Chinese and Babylonian insurance from thousands of years ago distributed risk and trust to facilitate commerce and the advancement of society. Blockchain continues this tradition. Digital transformation increases the speed and complexity of the insurance business, so there is a growing need for certainty, trust and automation in insurance transactions. With demanding regulatory compliance requirements, evolving fraud detection and mitigation needs, swelling numbers of third-party payments to make and a complex network of data sources, insurers can no longer work with manual processes and non-integrated systems. Blockchain promises trust and reliability among the market participants without the need to integrate with each and every system.

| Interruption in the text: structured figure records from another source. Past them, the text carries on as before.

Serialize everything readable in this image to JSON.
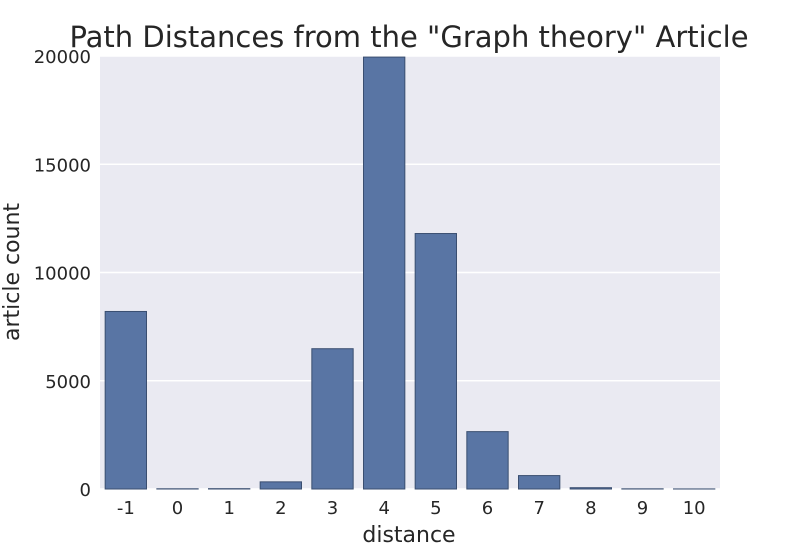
{
  "chart_data": {
    "type": "bar",
    "title": "Path Distances from the \"Graph theory\" Article",
    "xlabel": "distance",
    "ylabel": "article count",
    "categories": [
      "-1",
      "0",
      "1",
      "2",
      "3",
      "4",
      "5",
      "6",
      "7",
      "8",
      "9",
      "10"
    ],
    "values": [
      8200,
      10,
      15,
      330,
      6480,
      19950,
      11800,
      2650,
      620,
      60,
      8,
      3
    ],
    "ylim": [
      0,
      20000
    ],
    "yticks": [
      "0",
      "5000",
      "10000",
      "15000",
      "20000"
    ],
    "yticks_values": [
      0,
      5000,
      10000,
      15000,
      20000
    ],
    "grid": true,
    "colors": {
      "bar": "#5975A4",
      "bar_edge": "#3A4E70",
      "plot_bg": "#EAEAF2",
      "grid": "#FFFFFF",
      "text": "#262626"
    }
  }
}
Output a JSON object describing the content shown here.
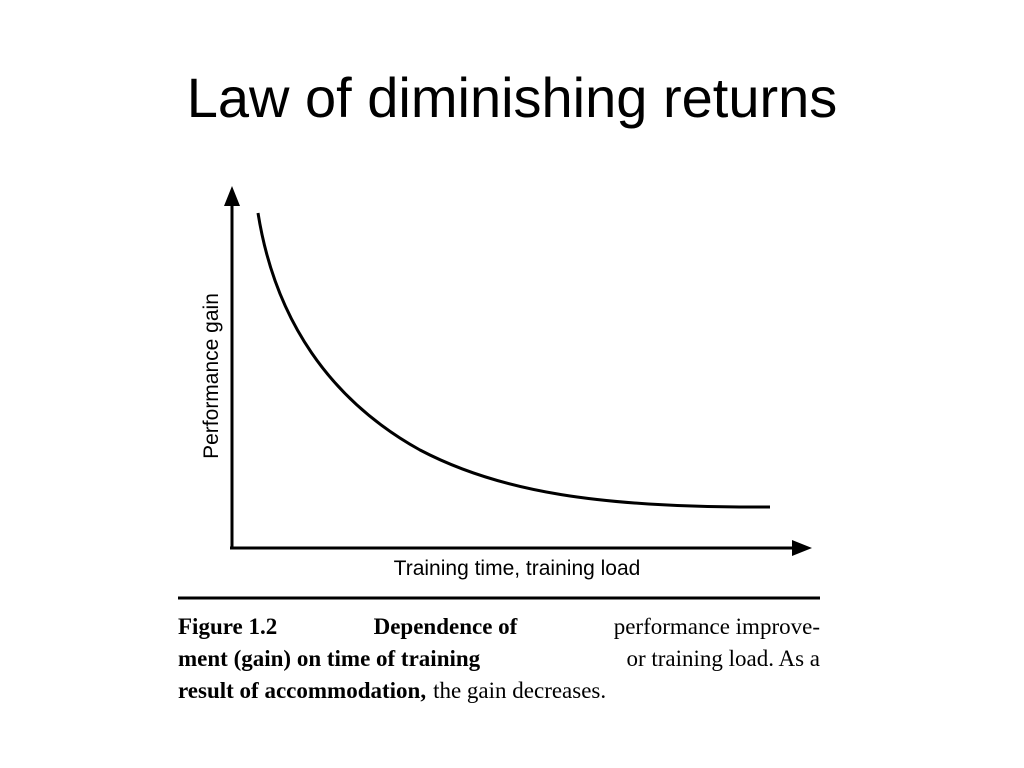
{
  "title": "Law of diminishing returns",
  "figure": {
    "y_axis_label": "Performance gain",
    "x_axis_label": "Training time, training load"
  },
  "caption": {
    "lines": [
      [
        {
          "text": "Figure 1.2",
          "bold": true
        },
        {
          "text": "Dependence of",
          "bold": true
        },
        {
          "text": "performance improve-",
          "bold": false
        }
      ],
      [
        {
          "text": "ment (gain) on time of training",
          "bold": true
        },
        {
          "text": "or training load. As a",
          "bold": false
        }
      ],
      [
        {
          "text": "result of accommodation,",
          "bold": true
        },
        {
          "text": "the gain decreases.",
          "bold": false
        }
      ]
    ]
  }
}
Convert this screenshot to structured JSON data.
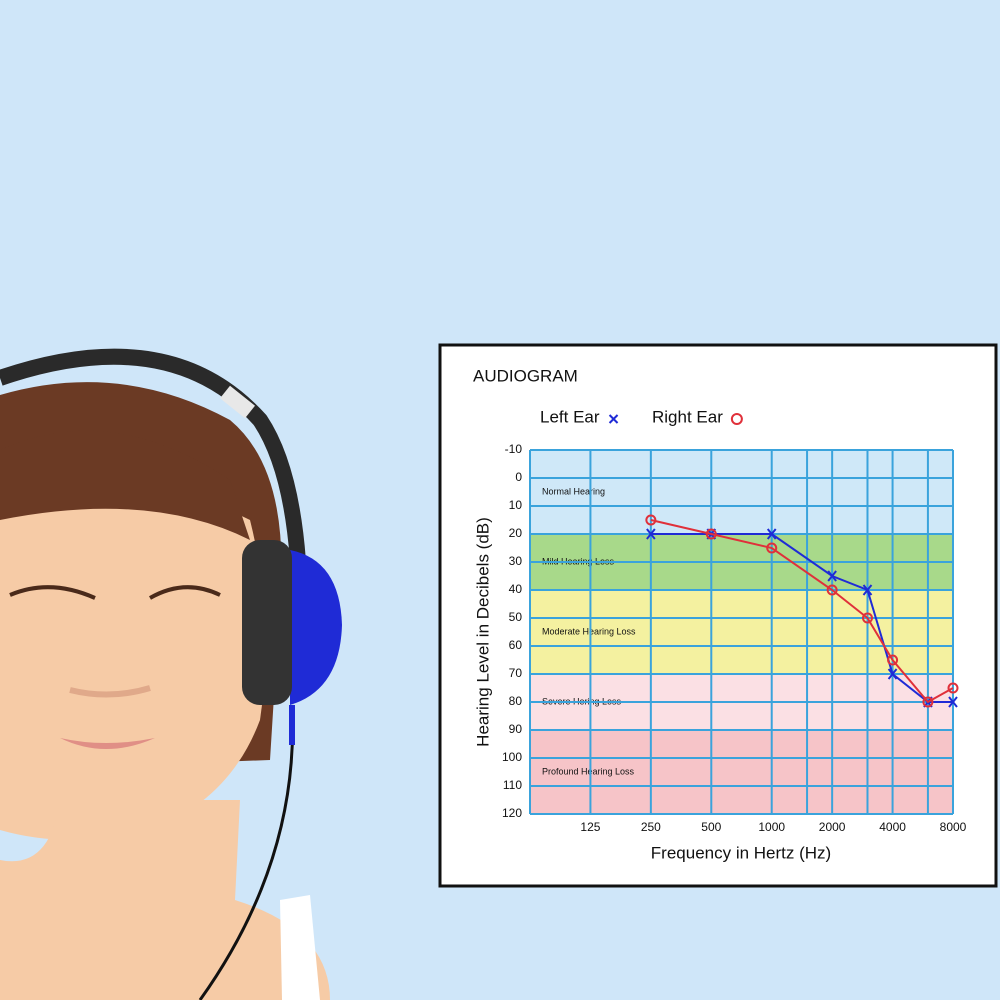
{
  "chart_data": {
    "type": "line",
    "title": "AUDIOGRAM",
    "x_label": "Frequency in Hertz (Hz)",
    "y_label": "Hearing Level in Decibels (dB)",
    "x": [
      250,
      500,
      1000,
      2000,
      3000,
      4000,
      6000,
      8000
    ],
    "series": [
      {
        "name": "Left Ear",
        "marker": "x",
        "color": "#1f2bd6",
        "values": [
          20,
          20,
          20,
          35,
          40,
          70,
          80,
          80
        ]
      },
      {
        "name": "Right Ear",
        "marker": "o",
        "color": "#e0303a",
        "values": [
          15,
          20,
          25,
          40,
          50,
          65,
          80,
          75
        ]
      }
    ],
    "xscale": "log",
    "xlim": [
      62.5,
      8000
    ],
    "xticks": [
      125,
      250,
      500,
      1000,
      2000,
      4000,
      8000
    ],
    "x_minor_ticks": [
      1500,
      3000,
      6000
    ],
    "ylim": [
      -10,
      120
    ],
    "y_inverted": true,
    "yticks": [
      -10,
      0,
      10,
      20,
      30,
      40,
      50,
      60,
      70,
      80,
      90,
      100,
      110,
      120
    ],
    "grid": true,
    "grid_color": "#3aa3dc",
    "bands": [
      {
        "label": "Normal Hearing",
        "from": -10,
        "to": 20,
        "color": "#cfe8f8"
      },
      {
        "label": "Mild Hearing Loss",
        "from": 20,
        "to": 40,
        "color": "#a8d98a"
      },
      {
        "label": "Moderate Hearing Loss",
        "from": 40,
        "to": 70,
        "color": "#f4f1a0"
      },
      {
        "label": "Severe Hering Loss",
        "from": 70,
        "to": 90,
        "color": "#fbe0e4"
      },
      {
        "label": "Profound Hearing Loss",
        "from": 90,
        "to": 120,
        "color": "#f6c4c8"
      }
    ]
  }
}
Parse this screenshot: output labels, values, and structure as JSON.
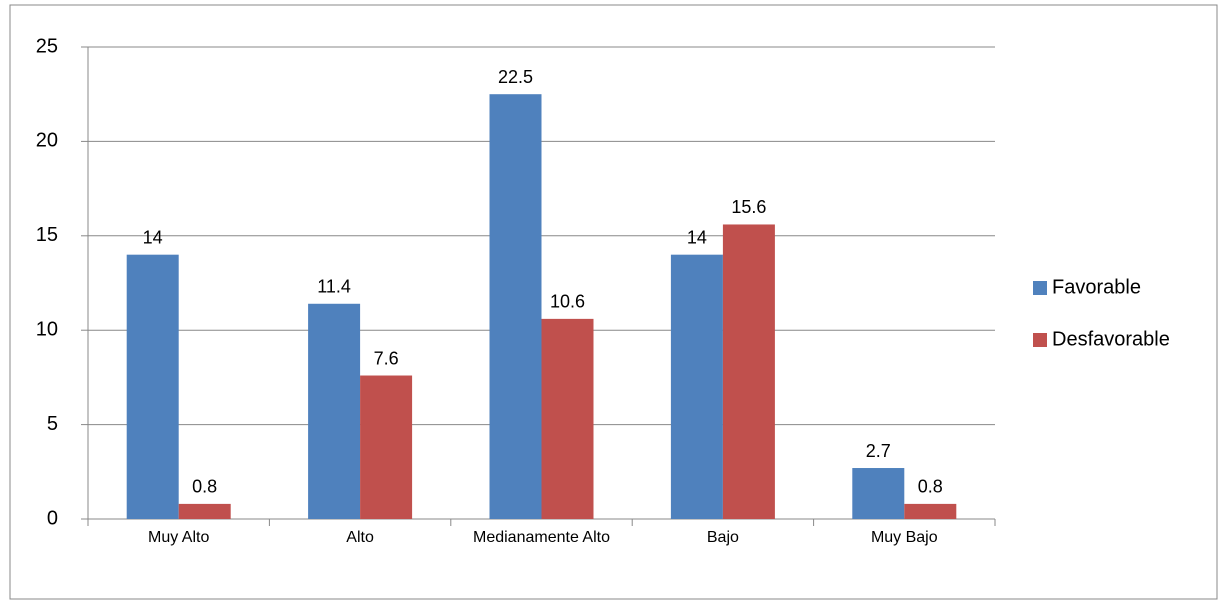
{
  "chart_data": {
    "type": "bar",
    "categories": [
      "Muy Alto",
      "Alto",
      "Medianamente Alto",
      "Bajo",
      "Muy Bajo"
    ],
    "series": [
      {
        "name": "Favorable",
        "color": "#4f81bd",
        "values": [
          14,
          11.4,
          22.5,
          14,
          2.7
        ]
      },
      {
        "name": "Desfavorable",
        "color": "#c0504d",
        "values": [
          0.8,
          7.6,
          10.6,
          15.6,
          0.8
        ]
      }
    ],
    "ylim": [
      0,
      25
    ],
    "yticks": [
      0,
      5,
      10,
      15,
      20,
      25
    ],
    "grid": true,
    "legend": "right"
  }
}
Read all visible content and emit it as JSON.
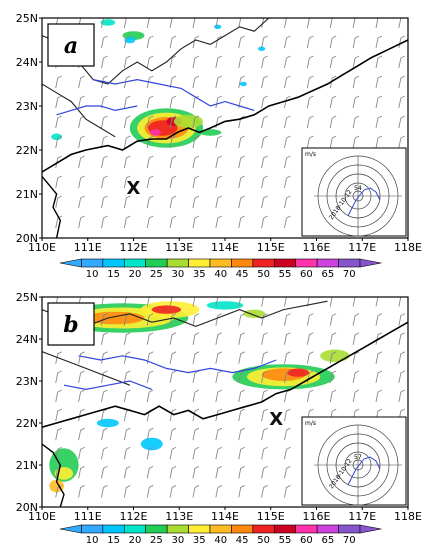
{
  "panels": [
    {
      "label": "a",
      "lat_ticks": [
        "25N",
        "24N",
        "23N",
        "22N",
        "21N",
        "20N"
      ],
      "lon_ticks": [
        "110E",
        "111E",
        "112E",
        "113E",
        "114E",
        "115E",
        "116E",
        "117E",
        "118E"
      ],
      "marker": "X",
      "inset": {
        "units": "m/s",
        "speed_label": "54",
        "date_label": "2018-10-12"
      },
      "colorbar": [
        "10",
        "15",
        "20",
        "25",
        "30",
        "35",
        "40",
        "45",
        "50",
        "55",
        "60",
        "65",
        "70"
      ]
    },
    {
      "label": "b",
      "lat_ticks": [
        "25N",
        "24N",
        "23N",
        "22N",
        "21N",
        "20N"
      ],
      "lon_ticks": [
        "110E",
        "111E",
        "112E",
        "113E",
        "114E",
        "115E",
        "116E",
        "117E",
        "118E"
      ],
      "marker": "X",
      "inset": {
        "units": "m/s",
        "speed_label": "57",
        "date_label": "2018-10-12"
      },
      "colorbar": [
        "10",
        "15",
        "20",
        "25",
        "30",
        "35",
        "40",
        "45",
        "50",
        "55",
        "60",
        "65",
        "70"
      ]
    }
  ],
  "colors": {
    "scale": [
      "#33aaff",
      "#00c8ff",
      "#00e6c8",
      "#22cc55",
      "#aadd33",
      "#ffee33",
      "#ffbb22",
      "#ff8811",
      "#ee2222",
      "#cc0022",
      "#ff33aa",
      "#cc44dd",
      "#8855cc"
    ],
    "river": "#3344dd",
    "coast": "#000000",
    "barb": "#888888"
  }
}
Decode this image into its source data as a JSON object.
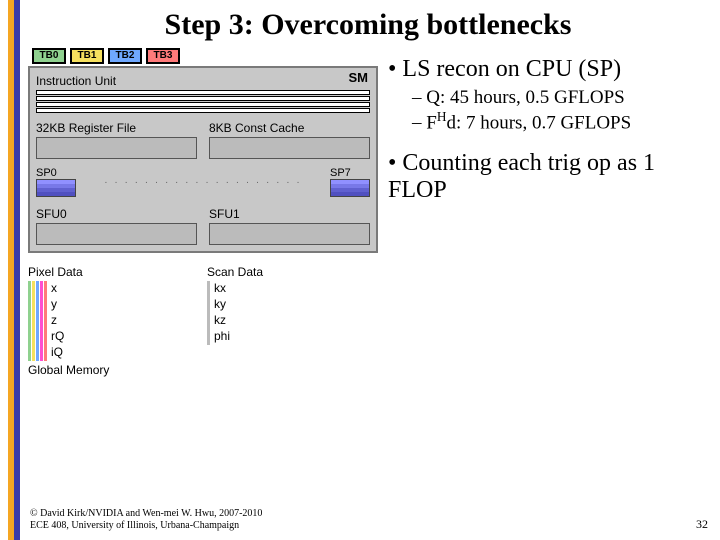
{
  "title": "Step 3: Overcoming bottlenecks",
  "footer_line1": "© David Kirk/NVIDIA and Wen-mei W. Hwu, 2007-2010",
  "footer_line2": "ECE 408, University of Illinois, Urbana-Champaign",
  "page_number": "32",
  "bullets": {
    "b1": "LS recon on CPU (SP)",
    "s1a": "Q: 45 hours, 0.5 GFLOPS",
    "s1b_pre": "F",
    "s1b_sup": "H",
    "s1b_post": "d: 7 hours, 0.7 GFLOPS",
    "b2": "Counting each trig op as 1 FLOP"
  },
  "diagram": {
    "sm_label": "SM",
    "tb": [
      {
        "label": "TB0",
        "bg": "#8fd18f"
      },
      {
        "label": "TB1",
        "bg": "#f6e05e"
      },
      {
        "label": "TB2",
        "bg": "#6fa8ff"
      },
      {
        "label": "TB3",
        "bg": "#ff7a7a"
      }
    ],
    "instruction_unit": "Instruction Unit",
    "reg_file": "32KB Register File",
    "const_cache": "8KB Const Cache",
    "sp0": "SP0",
    "sp7": "SP7",
    "sp_colors": [
      "#9090ff",
      "#7878e8",
      "#6060d0",
      "#5050c0"
    ],
    "sfu0": "SFU0",
    "sfu1": "SFU1",
    "pixel_data": "Pixel Data",
    "scan_data": "Scan Data",
    "pixel_items": [
      "x",
      "y",
      "z",
      "rQ",
      "iQ"
    ],
    "scan_items": [
      "kx",
      "ky",
      "kz",
      "phi"
    ],
    "pixel_bar_colors": [
      "#8fd18f",
      "#f6e05e",
      "#6fa8ff",
      "#ff4fd1",
      "#ff7a7a"
    ],
    "global_memory": "Global Memory",
    "block_bg": "#bdbdbd",
    "bg_gray": "#c8c8c8"
  }
}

As insurers gain more experience with a variety of technology offerings, they will discover the depth of transformation they can achieve. Machine learning methods applied to the volumes of data available to insurers make advanced analytics and business intelligence within reach to even small agencies. They can affordably track product performance, predict loss and fraud, offer products that make sense with AI automation and blockchain-enabled trust mechanisms and even work on designing new products for risks emerging during the current digital transformation. Advancements in AI, smartphones and blockchain unlock previously hidden business growth opportunities.